Variables such as company size and scope of coverage make it difficult to generalise about the costs to any individual company, but some have detailed premium hikes in regulatory filings. M&T Bank said the cost of insurance, including commissions, was $5.4m in the current year, up from $2.8m.
Conduent Incorporated, a business process services company, disclosed this year an annual D&O insurance premium of roughly $2.7m, up from $1.3m last time.
At AIG — itself an insurer — the premium for coverage ending this year was $18.3m, up from $17.3m the year before.
The rise in premiums has coincided with the wave of bankruptcy filings this year, Ms Huskins said. D&O policies are traditionally designed to apply if directors and officers are sued in bankruptcy.
Recently, however, insurance carriers have sought to impose bankruptcy exclusions when policies are renewed, she said, and companies in financial distress may not have options other than to accept the exceptions.
Companies are also adjusting coverage. Tesla revealed in April that because of “disproportionately high premiums,” chief executive Elon Musk would personally provide coverage similar to the company’s D&O insurance — a decision the company walked back with a 90-day interim arrangement after scrutiny from proxy advisory firms.
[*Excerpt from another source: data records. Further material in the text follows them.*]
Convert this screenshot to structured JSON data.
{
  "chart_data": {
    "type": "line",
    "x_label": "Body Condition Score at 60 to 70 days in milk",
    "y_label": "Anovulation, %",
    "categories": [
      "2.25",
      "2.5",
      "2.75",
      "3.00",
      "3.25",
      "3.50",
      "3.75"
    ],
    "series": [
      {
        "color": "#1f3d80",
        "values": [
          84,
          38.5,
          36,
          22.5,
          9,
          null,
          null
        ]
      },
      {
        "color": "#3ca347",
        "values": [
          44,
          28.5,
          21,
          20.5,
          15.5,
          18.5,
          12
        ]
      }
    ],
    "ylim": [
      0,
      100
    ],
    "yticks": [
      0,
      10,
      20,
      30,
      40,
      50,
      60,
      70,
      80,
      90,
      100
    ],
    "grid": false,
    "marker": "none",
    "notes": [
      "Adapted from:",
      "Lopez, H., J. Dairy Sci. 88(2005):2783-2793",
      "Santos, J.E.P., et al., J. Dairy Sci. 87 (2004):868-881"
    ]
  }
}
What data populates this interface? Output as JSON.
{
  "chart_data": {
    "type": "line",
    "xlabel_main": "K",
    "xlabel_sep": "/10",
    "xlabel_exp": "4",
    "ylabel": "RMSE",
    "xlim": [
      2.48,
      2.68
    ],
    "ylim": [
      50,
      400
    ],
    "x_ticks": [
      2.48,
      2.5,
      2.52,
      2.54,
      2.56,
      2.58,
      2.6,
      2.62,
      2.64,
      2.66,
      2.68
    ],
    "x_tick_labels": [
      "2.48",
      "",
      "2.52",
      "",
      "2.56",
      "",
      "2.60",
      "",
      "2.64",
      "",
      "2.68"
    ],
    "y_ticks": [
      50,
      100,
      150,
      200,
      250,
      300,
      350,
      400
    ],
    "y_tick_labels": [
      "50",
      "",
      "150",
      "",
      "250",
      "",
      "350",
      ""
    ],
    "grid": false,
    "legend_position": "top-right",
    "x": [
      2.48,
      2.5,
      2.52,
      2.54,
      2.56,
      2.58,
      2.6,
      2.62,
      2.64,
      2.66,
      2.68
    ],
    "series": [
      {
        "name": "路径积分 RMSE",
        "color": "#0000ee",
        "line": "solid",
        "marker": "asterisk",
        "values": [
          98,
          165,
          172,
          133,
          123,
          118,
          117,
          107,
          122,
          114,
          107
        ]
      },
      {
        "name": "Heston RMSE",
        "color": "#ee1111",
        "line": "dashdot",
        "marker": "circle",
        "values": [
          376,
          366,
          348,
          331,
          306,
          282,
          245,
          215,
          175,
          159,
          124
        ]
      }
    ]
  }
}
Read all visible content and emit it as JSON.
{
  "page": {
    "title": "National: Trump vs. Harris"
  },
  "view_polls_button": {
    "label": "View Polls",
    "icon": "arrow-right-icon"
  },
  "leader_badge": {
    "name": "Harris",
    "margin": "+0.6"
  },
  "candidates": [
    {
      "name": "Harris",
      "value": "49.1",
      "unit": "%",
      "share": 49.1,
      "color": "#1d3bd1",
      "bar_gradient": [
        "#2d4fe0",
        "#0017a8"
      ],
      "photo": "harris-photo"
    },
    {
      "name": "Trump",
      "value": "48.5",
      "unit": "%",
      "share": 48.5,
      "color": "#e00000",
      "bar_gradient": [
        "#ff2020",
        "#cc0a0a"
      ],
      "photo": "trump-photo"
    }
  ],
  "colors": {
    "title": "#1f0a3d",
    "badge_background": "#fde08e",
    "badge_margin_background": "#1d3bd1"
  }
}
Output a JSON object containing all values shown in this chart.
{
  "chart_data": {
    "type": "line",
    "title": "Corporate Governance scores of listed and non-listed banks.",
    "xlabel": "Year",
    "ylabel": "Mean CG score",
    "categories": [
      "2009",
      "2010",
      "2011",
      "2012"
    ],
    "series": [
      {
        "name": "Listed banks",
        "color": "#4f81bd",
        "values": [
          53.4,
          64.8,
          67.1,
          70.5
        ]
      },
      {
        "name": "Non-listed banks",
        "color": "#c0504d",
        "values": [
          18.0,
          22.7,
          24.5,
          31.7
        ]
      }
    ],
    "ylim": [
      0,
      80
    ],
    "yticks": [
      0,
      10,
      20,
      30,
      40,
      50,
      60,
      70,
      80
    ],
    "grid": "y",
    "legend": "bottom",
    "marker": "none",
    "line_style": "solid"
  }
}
The board chair at Pulse Biosciences, a bioelectric medicine company, similarly agreed to provide the indemnity insurance after the company dropped coverage because of high premiums. And pharmaceutical company IntelGenx Technologies cut its insured liability amount by $5M this year, citing “unfavourable market conditions” for D&O insurance.
Sarah Downey, US D&O product leader at Marsh, said that while 12 per cent of public company clients had increased their D&O limits through the second quarter of this year, 15 per cent decreased the coverage. In four consecutive quarters, she said, the percentage of companies cutting coverage has increased.
“There are a ton of internal conversations going on at companies now that likely would not have happened, you know, two or three years ago, around what their priorities are when it comes to buying insurance coverage.”
There is some indication that prices could moderate. A recent decision from a state court in California stands to limit the impact of a 2018 US Supreme Court ruling. The decision, which meant that securities class actions could be brought in shareholder friendly state court and resulted in a surge of class action filings, had a significant impact on D&O rates, according to Ms Huskins.
This month, however, a California judge found enforceable a corporate provision requiring that shareholder claims be tried in federal court, and though it involved an IPO company, Ms Huskins believes the decision has the potential to balance the entire market for D&O insurance, including for mature public companies.
For the time being, though, price tags remained high, said Ms Huskins, and that was expected to remain the case at least through this year. “It’s brutal,” she said.